Group offers help to deal with death of a child

A new resource to assist mothers, fathers, grandparents and families come to terms with their grief after the loss of a child is now on island.

The first meeting of “In Our Heart – Cayman” took place at the Cayman Islands Baptist Church on Pedro Castle Road Monday evening.

Dr. Annette Stephenson, facilitator and co-founder of the group started the resource after losing her baby triplets in 2017. She wanted to share her grief and yearned for someone to talk to.

“What I got was not enough. Books were not helping and what was missing was a need for connection,” she said. This happens a lot with pregnancy loss, stillbirth, termination and miscarriage, she explained, as families experience a deep mourning and have nowhere to turn.

“They often don’t talk about their baby because they are afraid of having a conversation that will have them be emotional, and people don’t reach out to the parents for fear of making them cry.
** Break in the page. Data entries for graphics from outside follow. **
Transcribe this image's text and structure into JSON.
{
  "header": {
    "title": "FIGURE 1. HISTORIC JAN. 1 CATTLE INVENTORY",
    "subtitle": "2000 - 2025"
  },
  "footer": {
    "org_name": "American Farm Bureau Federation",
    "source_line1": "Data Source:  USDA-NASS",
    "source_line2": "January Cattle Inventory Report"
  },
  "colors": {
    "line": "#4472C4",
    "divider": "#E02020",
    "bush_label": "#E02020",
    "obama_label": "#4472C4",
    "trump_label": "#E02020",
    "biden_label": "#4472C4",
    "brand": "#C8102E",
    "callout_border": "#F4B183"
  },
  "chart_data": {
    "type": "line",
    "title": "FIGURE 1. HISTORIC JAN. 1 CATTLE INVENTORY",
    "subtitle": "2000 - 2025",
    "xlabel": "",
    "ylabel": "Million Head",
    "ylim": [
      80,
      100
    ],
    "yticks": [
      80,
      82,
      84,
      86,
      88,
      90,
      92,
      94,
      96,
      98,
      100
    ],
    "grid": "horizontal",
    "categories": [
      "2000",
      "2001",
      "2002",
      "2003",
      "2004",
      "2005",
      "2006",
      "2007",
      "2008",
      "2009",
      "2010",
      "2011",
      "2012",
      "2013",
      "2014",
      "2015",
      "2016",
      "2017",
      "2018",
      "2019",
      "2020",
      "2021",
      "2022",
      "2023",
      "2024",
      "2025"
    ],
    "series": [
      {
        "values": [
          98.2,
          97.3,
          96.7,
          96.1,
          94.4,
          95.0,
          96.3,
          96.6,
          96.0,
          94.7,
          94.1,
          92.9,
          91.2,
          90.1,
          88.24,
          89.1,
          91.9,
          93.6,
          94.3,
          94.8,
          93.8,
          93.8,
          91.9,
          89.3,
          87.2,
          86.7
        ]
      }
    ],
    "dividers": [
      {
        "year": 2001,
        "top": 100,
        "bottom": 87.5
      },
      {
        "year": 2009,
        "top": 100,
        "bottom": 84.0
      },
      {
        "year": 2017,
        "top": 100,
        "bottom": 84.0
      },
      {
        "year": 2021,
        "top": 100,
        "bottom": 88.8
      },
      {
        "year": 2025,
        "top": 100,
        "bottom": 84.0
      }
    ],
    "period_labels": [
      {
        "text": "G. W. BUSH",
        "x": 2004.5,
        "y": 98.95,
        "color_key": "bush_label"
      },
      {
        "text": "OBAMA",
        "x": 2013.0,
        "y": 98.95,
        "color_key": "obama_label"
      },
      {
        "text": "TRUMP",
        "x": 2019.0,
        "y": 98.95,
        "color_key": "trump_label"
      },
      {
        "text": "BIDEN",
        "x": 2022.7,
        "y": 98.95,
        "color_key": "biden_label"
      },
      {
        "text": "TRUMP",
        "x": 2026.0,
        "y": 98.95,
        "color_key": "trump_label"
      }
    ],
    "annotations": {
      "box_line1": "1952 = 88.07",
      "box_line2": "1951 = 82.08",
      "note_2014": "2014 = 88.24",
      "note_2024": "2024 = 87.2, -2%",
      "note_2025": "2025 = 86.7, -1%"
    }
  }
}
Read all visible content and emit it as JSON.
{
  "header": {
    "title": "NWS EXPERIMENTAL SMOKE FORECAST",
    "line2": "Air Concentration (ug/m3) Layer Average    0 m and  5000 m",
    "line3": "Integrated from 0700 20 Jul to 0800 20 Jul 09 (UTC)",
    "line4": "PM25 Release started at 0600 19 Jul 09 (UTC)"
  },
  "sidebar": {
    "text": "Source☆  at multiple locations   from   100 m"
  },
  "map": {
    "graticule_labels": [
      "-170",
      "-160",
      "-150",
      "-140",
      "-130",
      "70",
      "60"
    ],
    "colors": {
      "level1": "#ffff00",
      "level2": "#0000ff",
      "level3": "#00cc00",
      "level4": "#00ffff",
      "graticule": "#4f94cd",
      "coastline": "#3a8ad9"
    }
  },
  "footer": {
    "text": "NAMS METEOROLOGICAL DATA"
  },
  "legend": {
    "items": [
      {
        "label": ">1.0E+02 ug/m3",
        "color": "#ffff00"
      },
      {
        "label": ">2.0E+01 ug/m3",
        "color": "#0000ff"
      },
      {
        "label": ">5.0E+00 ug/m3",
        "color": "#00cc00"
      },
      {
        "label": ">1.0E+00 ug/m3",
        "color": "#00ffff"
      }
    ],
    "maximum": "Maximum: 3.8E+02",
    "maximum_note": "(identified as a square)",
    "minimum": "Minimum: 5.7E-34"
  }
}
Eventually, the experience is somewhat pushed under the rug and people try to forget and move on.”

She said those who have lost a baby perpetually yearn for an acknowledgement of their loss and try desperately to deal with their emotions. This leads to disconnection, isolation and a sense of despair. She said women may have anxiety about the future or current pregnancies.

In her search to find some type of support or community on island, earlier this year she connected with Michelle Tyliakos, a doula who used to live in Cayman. They started sharing their experiences with miscarriage and pregnancy loss, at which time Ms. Tylialkos mentioned that she had started a support group in her community in Vancouver called In Our Hearts.
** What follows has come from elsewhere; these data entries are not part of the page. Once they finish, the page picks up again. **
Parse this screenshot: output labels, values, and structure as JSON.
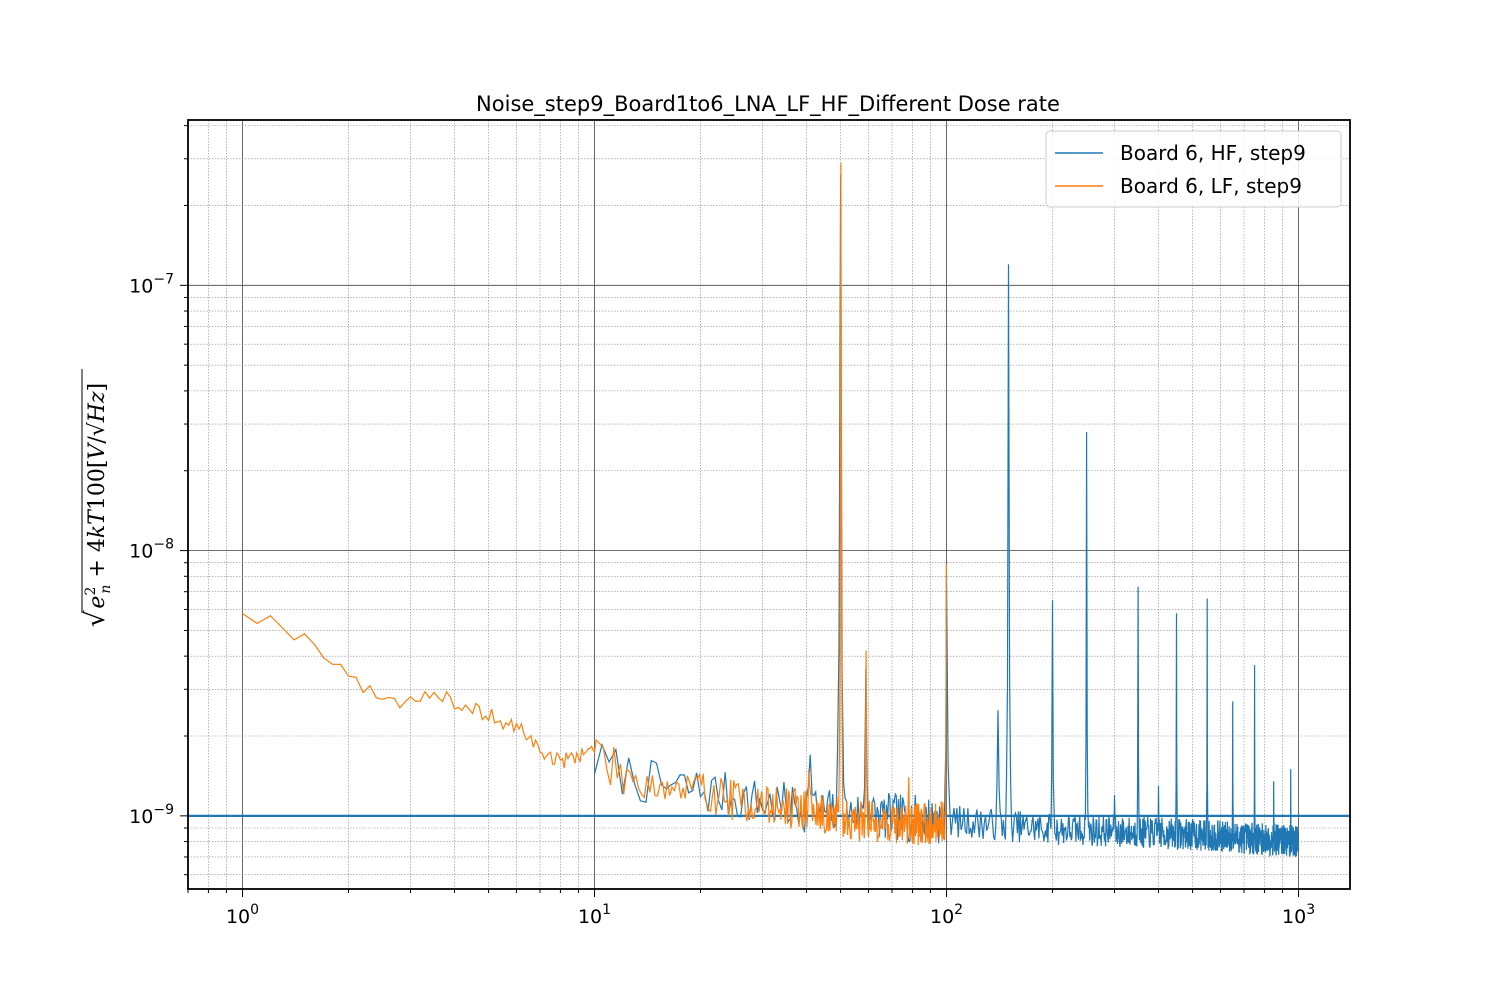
{
  "chart_data": {
    "type": "line",
    "title": "Noise_step9_Board1to6_LNA_LF_HF_Different Dose rate",
    "xlabel": "",
    "ylabel": "√(e_n² + 4kT100) [V/√Hz]",
    "x_scale": "log",
    "y_scale": "log",
    "xlim": [
      0.7,
      1400
    ],
    "ylim": [
      5.3e-10,
      4.2e-07
    ],
    "x_ticks": [
      1,
      10,
      100,
      1000
    ],
    "x_tick_labels": [
      "10^0",
      "10^1",
      "10^2",
      "10^3"
    ],
    "y_ticks": [
      1e-09,
      1e-08,
      1e-07
    ],
    "y_tick_labels": [
      "10^-9",
      "10^-8",
      "10^-7"
    ],
    "grid": true,
    "legend_position": "top-right",
    "reference_line": {
      "y": 1e-09,
      "color": "#1f77b4"
    },
    "series": [
      {
        "name": "Board 6, HF, step9",
        "color": "#1f77b4",
        "x_range": [
          10,
          1000
        ],
        "baseline": [
          [
            10,
            1.6e-09
          ],
          [
            15,
            1.3e-09
          ],
          [
            20,
            1.25e-09
          ],
          [
            30,
            1.12e-09
          ],
          [
            50,
            1.02e-09
          ],
          [
            100,
            9.6e-10
          ],
          [
            200,
            8.9e-10
          ],
          [
            500,
            8.5e-10
          ],
          [
            1000,
            8e-10
          ]
        ],
        "peaks": [
          {
            "x": 41,
            "y": 1.7e-09
          },
          {
            "x": 50,
            "y": 2.6e-07
          },
          {
            "x": 59,
            "y": 3.6e-09
          },
          {
            "x": 100,
            "y": 8e-09
          },
          {
            "x": 140,
            "y": 2.5e-09
          },
          {
            "x": 150,
            "y": 1.2e-07
          },
          {
            "x": 200,
            "y": 6.5e-09
          },
          {
            "x": 250,
            "y": 2.8e-08
          },
          {
            "x": 300,
            "y": 1.2e-09
          },
          {
            "x": 350,
            "y": 7.3e-09
          },
          {
            "x": 400,
            "y": 1.3e-09
          },
          {
            "x": 450,
            "y": 5.8e-09
          },
          {
            "x": 550,
            "y": 6.6e-09
          },
          {
            "x": 650,
            "y": 2.7e-09
          },
          {
            "x": 750,
            "y": 3.7e-09
          },
          {
            "x": 850,
            "y": 1.35e-09
          },
          {
            "x": 950,
            "y": 1.5e-09
          }
        ]
      },
      {
        "name": "Board 6, LF, step9",
        "color": "#ff7f0e",
        "x_range": [
          1,
          100
        ],
        "points": [
          [
            1.0,
            6e-09
          ],
          [
            1.3,
            5.2e-09
          ],
          [
            1.7,
            4.2e-09
          ],
          [
            2.0,
            3.4e-09
          ],
          [
            2.3,
            2.9e-09
          ],
          [
            2.6,
            2.75e-09
          ],
          [
            2.9,
            2.7e-09
          ],
          [
            3.3,
            2.9e-09
          ],
          [
            3.8,
            2.8e-09
          ],
          [
            4.1,
            2.4e-09
          ],
          [
            4.5,
            2.55e-09
          ],
          [
            5.0,
            2.4e-09
          ],
          [
            5.6,
            2.2e-09
          ],
          [
            6.3,
            2.1e-09
          ],
          [
            7.0,
            1.75e-09
          ],
          [
            8.0,
            1.6e-09
          ],
          [
            9.0,
            1.7e-09
          ],
          [
            10.0,
            1.8e-09
          ],
          [
            11.0,
            1.55e-09
          ],
          [
            12.0,
            1.45e-09
          ],
          [
            14.0,
            1.35e-09
          ],
          [
            17.0,
            1.25e-09
          ],
          [
            20.0,
            1.25e-09
          ],
          [
            25.0,
            1.15e-09
          ],
          [
            30.0,
            1.1e-09
          ],
          [
            40.0,
            1.05e-09
          ],
          [
            45.0,
            1e-09
          ],
          [
            55.0,
            9.6e-10
          ],
          [
            70.0,
            9.4e-10
          ],
          [
            85.0,
            9.3e-10
          ],
          [
            100.0,
            9.6e-10
          ]
        ],
        "peaks": [
          {
            "x": 40.5,
            "y": 1.5e-09
          },
          {
            "x": 50,
            "y": 2.9e-07
          },
          {
            "x": 59,
            "y": 4.2e-09
          },
          {
            "x": 78,
            "y": 1.4e-09
          },
          {
            "x": 100,
            "y": 8.9e-09
          }
        ]
      }
    ]
  }
}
This lay the foundation for the establishment of the first international chapter of In Our Hearts. Dr. Stephenson described In Our Hearts as a safe space with monthly meetings for women, partners and support people to gather, share their experiences and learn of resources in the community.
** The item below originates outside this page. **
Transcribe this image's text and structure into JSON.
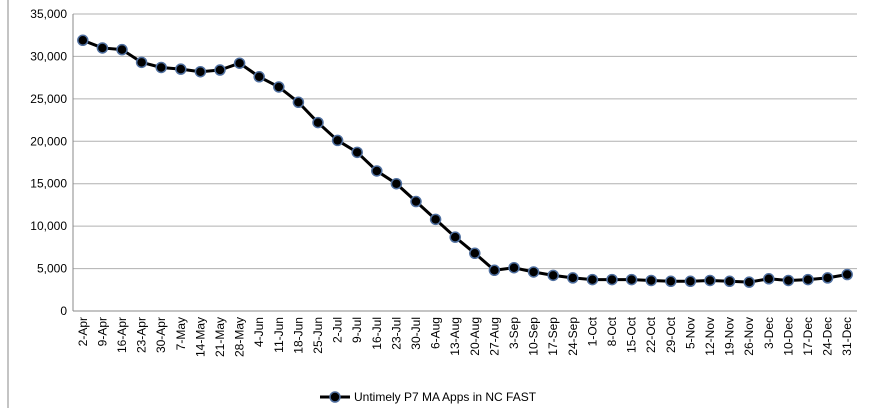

“It is simply a place for people to cry or let out their emotions and talk about their grief,” she said. “It is a place for acknowledgment and gratitude. It is a non-judgemental room allowing people to be fully expressed in grief. It’s to hold the space, not to fix anything, but to make room for a woman and families to voice what is needed.”

Because of a small turnout at the group’s first meeting Monday, going forward Ms. Stephenson said she will have suggestions on time, location and how to promote and bring more awareness of the meeting. She will also look at inviting a counselor for processing grief and a nutritionist to talk on how to eat to heal the body.